Cellcom, one of Israel's leading cellular providers, is set to cut its workforce by 140 employees following the merger with Israel's oldest established internet service provider, Netvision.

Calcalist has learned that the layoff round aims to remove duplicate positions in the corporation; however, it is likely that Cellcom will take the opportunity to streamline its workforce in response to the current turbulence on the cellular market.

Cellcom's archrival, Partner Communications, recently conducted a layoff round. But as it has twice as many employees than Cellcom, the company – owned by businessman Ilan Ben-Dov – has more downsizing leeway.

Cellcom's bottom line eroded in the third quarter with a 40% tumble to NIS 199 million (about $53 million) net profit.

But the company was not the only one to see its net profit shrink as other companies grapple with reduced connectivity fees and tariff devaluations stemming from growing competition – a trend expected to grow once the new competition hits the market.

Layoffs at Cellcom come after incumbent CEO Amos Shapira announced his wish to step down from the helm of the company, owned by businessman Nochi Dankner. Netvision CEO Nir Stern has been nominated to replace Shapira as CEO.

Cellcom said in response, "The company has begun implementing the Netvision merger in order to create a strong, efficient and leading communications corporation which can offer a whole gamut of top-notch communications solutions.

"The group's structure of operations, as formulated by work teams from both companies in collaboration with McKinsey, will include the consolidation of both headquarters and the relocation of Netvision's administrative workers to Cellcom's headquarters; the consolidation of the companies' customer service array to a one-stop-shop for the group's complete line of products and services.

"Furthermore, private customer services will not be consolidated in order to maintain the group's targeted clients in light of mounting competition and upcoming challenges in the landline market once it is opened to competition. The company will preserve its sales and service representatives array in order to uphold its high standard of service.

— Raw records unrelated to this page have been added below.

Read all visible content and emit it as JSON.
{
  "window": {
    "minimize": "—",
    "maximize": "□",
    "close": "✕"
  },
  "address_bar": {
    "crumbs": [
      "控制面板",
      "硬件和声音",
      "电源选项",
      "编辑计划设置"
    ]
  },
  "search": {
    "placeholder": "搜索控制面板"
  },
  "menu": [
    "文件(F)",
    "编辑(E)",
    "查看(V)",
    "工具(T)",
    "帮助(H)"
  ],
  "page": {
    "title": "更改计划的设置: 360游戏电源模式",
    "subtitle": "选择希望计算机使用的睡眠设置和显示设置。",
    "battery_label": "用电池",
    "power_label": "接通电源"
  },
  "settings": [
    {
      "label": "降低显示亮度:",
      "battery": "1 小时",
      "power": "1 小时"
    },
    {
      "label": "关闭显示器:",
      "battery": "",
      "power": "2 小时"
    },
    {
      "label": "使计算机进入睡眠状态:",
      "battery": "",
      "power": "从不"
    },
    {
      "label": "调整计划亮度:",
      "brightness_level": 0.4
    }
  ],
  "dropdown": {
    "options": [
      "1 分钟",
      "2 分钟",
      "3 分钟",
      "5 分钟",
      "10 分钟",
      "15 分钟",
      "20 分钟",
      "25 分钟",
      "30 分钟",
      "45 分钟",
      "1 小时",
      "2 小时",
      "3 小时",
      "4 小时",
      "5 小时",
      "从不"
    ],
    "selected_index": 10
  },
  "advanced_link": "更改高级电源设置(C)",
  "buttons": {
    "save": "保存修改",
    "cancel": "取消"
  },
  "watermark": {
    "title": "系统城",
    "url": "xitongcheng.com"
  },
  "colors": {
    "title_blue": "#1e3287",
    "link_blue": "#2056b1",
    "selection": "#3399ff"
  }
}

"In a forward looking approach and aiming to preserve as many employees from both companies as possible, we are not filling administrative positions that had recently opened up. Most of the administrative staff ending their job due to the merger are employees in duplicate positions that could not be placed in other positions within the corporation, We're talking about 140 employees from both companies who will end their contract after a due hearing.

"We are doing our utmost to assist the employees to find new jobs; we are employing two job placement companies to support them with comprehensive consulting in locating new positions. The placement companies will be awarded special incentives for each employee they place in a new job.

"Furthermore, employees will enjoy better retirement benefits then in their original contract and will receive compensation in addition to the severance payment they are entitled to in their contracts.

"We view each employee as a whole world unto themselves and we are sorry for the pain involved. However, the overall perspective of a merger between two companies which have thousands of employees necessitates such a move."